Solar Foods CEO Pasi Vainikka said the product could be used to enrich widely consumed human foods such as bread or pasta.
The company’s €1 million (USD $1.1 million) pilot plant, near the Finnish capital of Helsinki, is intended as a precursor to commercial-scale operations that could commence as early as the beginning of 2021, depending on European Food Authority (EFA) approval.
The EFA novel food regulation approval process involves animal and human testing and typically takes around two years, costing around €500,000 ($566,000), Vainikka told GTM.
If it gets approval, Solar Foods will make an investment decision on commercial production and could move to large-scale manufacturing, producing protein for 50 million meals a year, within 12 months. “We are already able to scale,” Vainikka said.
A full-scale plant would resemble a brewery, he said. Unlike a brewery, though, the microorganisms vital to the production process would feed off hydrogen and carbon dioxide instead of sugars from plant material.

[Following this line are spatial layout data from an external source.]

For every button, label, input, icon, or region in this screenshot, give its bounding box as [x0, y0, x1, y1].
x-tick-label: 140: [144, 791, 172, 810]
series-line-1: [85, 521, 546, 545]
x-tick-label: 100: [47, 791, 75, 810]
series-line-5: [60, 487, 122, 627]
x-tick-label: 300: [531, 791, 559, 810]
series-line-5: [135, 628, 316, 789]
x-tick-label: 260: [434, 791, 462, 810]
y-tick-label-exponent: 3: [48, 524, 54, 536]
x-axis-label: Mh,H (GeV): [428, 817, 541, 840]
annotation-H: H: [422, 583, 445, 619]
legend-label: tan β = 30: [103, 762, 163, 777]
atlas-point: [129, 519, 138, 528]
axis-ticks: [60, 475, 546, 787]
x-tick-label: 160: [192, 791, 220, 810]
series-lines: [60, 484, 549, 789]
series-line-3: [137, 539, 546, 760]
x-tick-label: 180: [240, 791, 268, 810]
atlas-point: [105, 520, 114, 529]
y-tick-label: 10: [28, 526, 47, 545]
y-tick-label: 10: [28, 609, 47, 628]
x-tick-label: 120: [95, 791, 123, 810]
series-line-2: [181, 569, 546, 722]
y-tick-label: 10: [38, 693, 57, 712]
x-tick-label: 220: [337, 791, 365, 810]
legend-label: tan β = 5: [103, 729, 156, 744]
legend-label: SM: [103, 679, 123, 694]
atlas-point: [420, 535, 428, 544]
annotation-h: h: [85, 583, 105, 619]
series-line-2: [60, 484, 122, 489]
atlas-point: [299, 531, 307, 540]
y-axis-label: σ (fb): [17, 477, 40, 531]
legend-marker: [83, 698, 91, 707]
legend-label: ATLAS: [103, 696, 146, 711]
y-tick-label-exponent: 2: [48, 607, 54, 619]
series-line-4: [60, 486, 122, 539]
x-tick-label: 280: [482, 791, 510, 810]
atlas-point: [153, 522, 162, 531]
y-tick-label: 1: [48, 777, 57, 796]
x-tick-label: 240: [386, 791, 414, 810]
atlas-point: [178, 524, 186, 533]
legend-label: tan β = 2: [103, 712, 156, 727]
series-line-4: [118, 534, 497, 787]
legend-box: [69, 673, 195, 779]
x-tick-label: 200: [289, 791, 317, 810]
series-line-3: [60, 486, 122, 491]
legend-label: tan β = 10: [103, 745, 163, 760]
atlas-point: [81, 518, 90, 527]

“This is a fundamental difference compared to any of the foods on the market, or technologies or ways to produce food,” said Vainikka. “This way, we can disconnect from land use completely.”
For the pilot plant, Solar Foods has secured a 100-percent-renewable electricity supply, based on hydropower, via the Finnish utility Fortum. In the future, said Vainikka, the source of electricity would not be crucial to the production process.

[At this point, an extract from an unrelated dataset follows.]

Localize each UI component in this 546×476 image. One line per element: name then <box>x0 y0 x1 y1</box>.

But for cost reasons and to help with consumer acceptance, the company would likely seek to power the manufacturing process with renewable energy, he said. “One scenario is you could make this food in deserts or in the Arctic,” he commented.
“If we go to the cheapest electricity in the world, that is currently solar power in the sun belt,” he said.

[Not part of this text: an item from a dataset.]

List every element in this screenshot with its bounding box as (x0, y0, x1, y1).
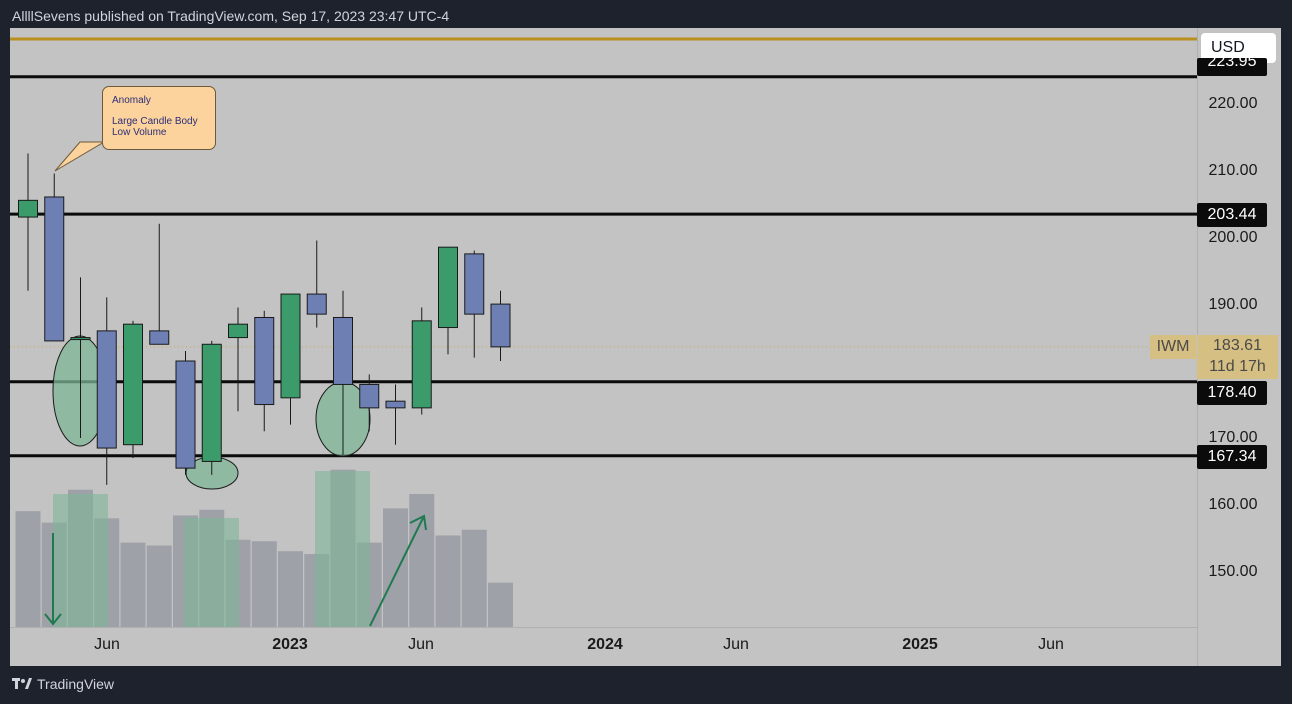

Even with Nordic electricity prices, Vainikka said he believed the process could be competitive with mainstream soy, milk or meat production.
And based on a rock-bottom PV price of around $15 per megawatt-hour, it might even be competitive with monoculture soy grown for animal feed in South America, he said. “Surprisingly, this seems to work out economically,” he commented.
Using hydrogen for food manufacturing would also be more financially attractive than using the gas for energy storage, he claimed.
Because a Solar Foods plant’s electricity supply would mainly be used to create hydrogen as a feedstock for bacterial growth, the industrial process would be able to tolerate daily variations in energy.
In a grid setting, electrolyzer energy consumption could even be set to follow demand curves so usage increases at times of lower electricity pricing, according to Vainikka.
In March of this year, Solar Foods bagged €2 million ($2.3 million) from Lifeline Ventures, VTT Ventures Oy and Green Campus Innovations Oy to perfect its food-from-air concept.
And in October, the company was selected for the European Space Agency’s Business Incubation Program to develop a system for producing proteins on space flights to Mars. For now, Solar Foods is not claiming its products could replace foods altogether.
However, said Vainikka: “There is a portfolio of these organisms, so you could have mixtures in the future.”
Technically, the Solar Foods process could scale up to replace most proteins in the human diet, potentially eliminating what scientists see as a major stressor to the environment.
Already, 40 percent of arable land is used for meat production, said Vainikka, and this is expected to grow significantly along with a growing and more affluent global population.
The question, Vainikka said, is whether consumers will bite on a steak replacement that is nothing more than air.